Maio Motoko (b. 1948)
麻殖生素子
Contemporary screen artist, Maio Motoko has completely revolutionized the form of the traditional Japanese folding screen creating a 13 fold screen of graduating panels: “Don’t you think that the screen is the material embodiment of Japanese culture? While a flat surface is being created, it is simultaneously three dimensional. It freely changes shape and transforms space. Light and shadow can be created in the twinkling of an eye. It also communicates the sensitivities of beauty and in a physical form expresses the fleeting, transient nature of life. It is a both a painting and an object – a bewitchingly ambivalent form. You don’t completely partition a room, but rather capture the fleeting mood of a moment and enjoy the imperceptible sound of it vanishing.
Ambivalence – there is a tendency to think of this as a negative trait of the Japanese, when in fact, isn’t it actually something to celebrate?”

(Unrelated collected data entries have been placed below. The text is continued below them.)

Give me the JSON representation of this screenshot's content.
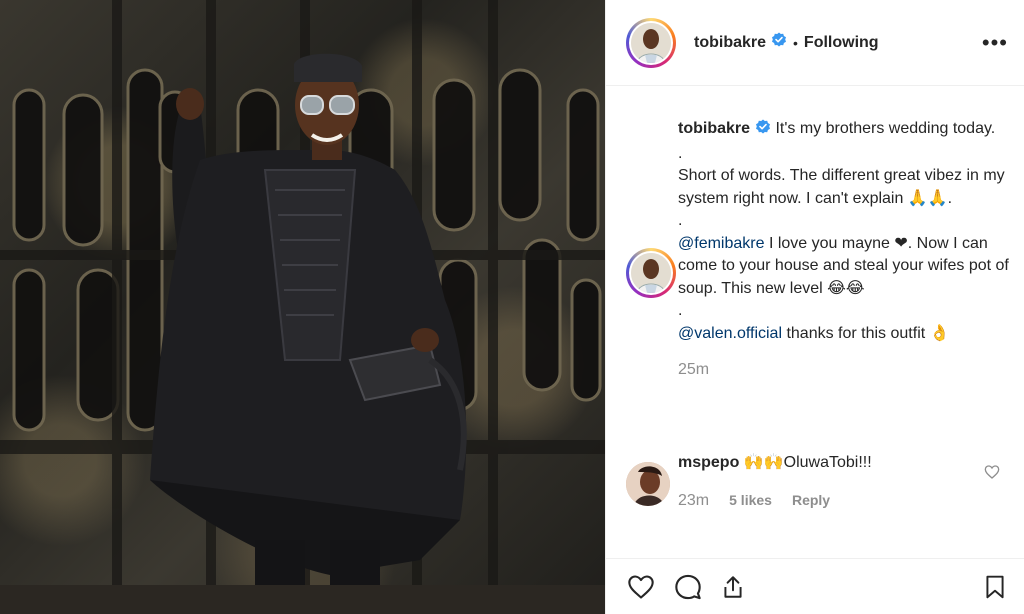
{
  "header": {
    "username": "tobibakre",
    "separator": "•",
    "follow_status": "Following",
    "more_label": "•••"
  },
  "caption": {
    "username": "tobibakre",
    "line1": "It's my brothers wedding today.",
    "dot1": ".",
    "line2": "Short of words. The different great vibez in my system right now. I can't explain 🙏🙏.",
    "dot2": ".",
    "mention1": "@femibakre",
    "line3": "I love you mayne ❤. Now I can come to your house and steal your wifes pot of soup. This new level 😂😂",
    "dot3": ".",
    "mention2": "@valen.official",
    "line4": "thanks for this outfit 👌",
    "time": "25m"
  },
  "comment": {
    "username": "mspepo",
    "text": "🙌🙌OluwaTobi!!!",
    "time": "23m",
    "likes": "5 likes",
    "reply": "Reply"
  },
  "icons": {
    "like": "heart-icon",
    "comment": "comment-icon",
    "share": "share-icon",
    "save": "bookmark-icon",
    "verified": "verified-badge-icon"
  },
  "colors": {
    "verified": "#3897f0",
    "mention": "#00376b",
    "secondary_text": "#8e8e8e"
  }
}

Maio Motoko trained as a mounter of traditional scrolls and then, motivated by a search for truly individual expression, moved on to the mastery of Japanese screen making, making the entire framework of the screens herself. She has remained true to the traditional function of the folding screen in its ability to manipulate physical space. She has moved beyond this in her attempt to relate the traditional form to modern times and interiors, with the re-creation of the double hinge and the unique differential sizes of the individual folds of the screens. This enables a flexibility of form and a manipulation of physical space that surpasses the original intention of the traditional form.
Mastery of technique and materials is obvious in her work. She brings to the canvas of the folding screen mundane materials – aluminium foil, crushed stone, sand, dirt, iron rust, and so on – that provide a freedom of colour and a textural palette unimaginable in traditional forms.
Her artistic concepts relate to the subtle contradictions and harmonies of Yin and Yang and how they appear in human experience. She is unafraid of the exploration and demonstration of the negative, the dark, the aggressive, the decay and transience of life alongside its lighter and happier counterpoints. Her work has an immediate visual appeal with an immediately concurrent emotional impact that is born from the synthesis of human experience.
As sculptural objects her works stand in a variety of formations, none of which hint to its other manifestations. Her unique thirteen fold graduated screen folds down to a mysterious trapezoid which stands alone as a sculptural object, totally concealing its potential as a massive canvas. As functional art, Maio’s works give unprecedented flexibility to the transformation of space and to the playful creative instincts of the owner of the work.
Maio Motoko has taken the traditional form of the Japanese folding screen and given it new life in a contemporary and international context. She has moved beyond boundaries of time, space, form and culture. She will undoubtedly be recognized as one of the great artists of the 21st century.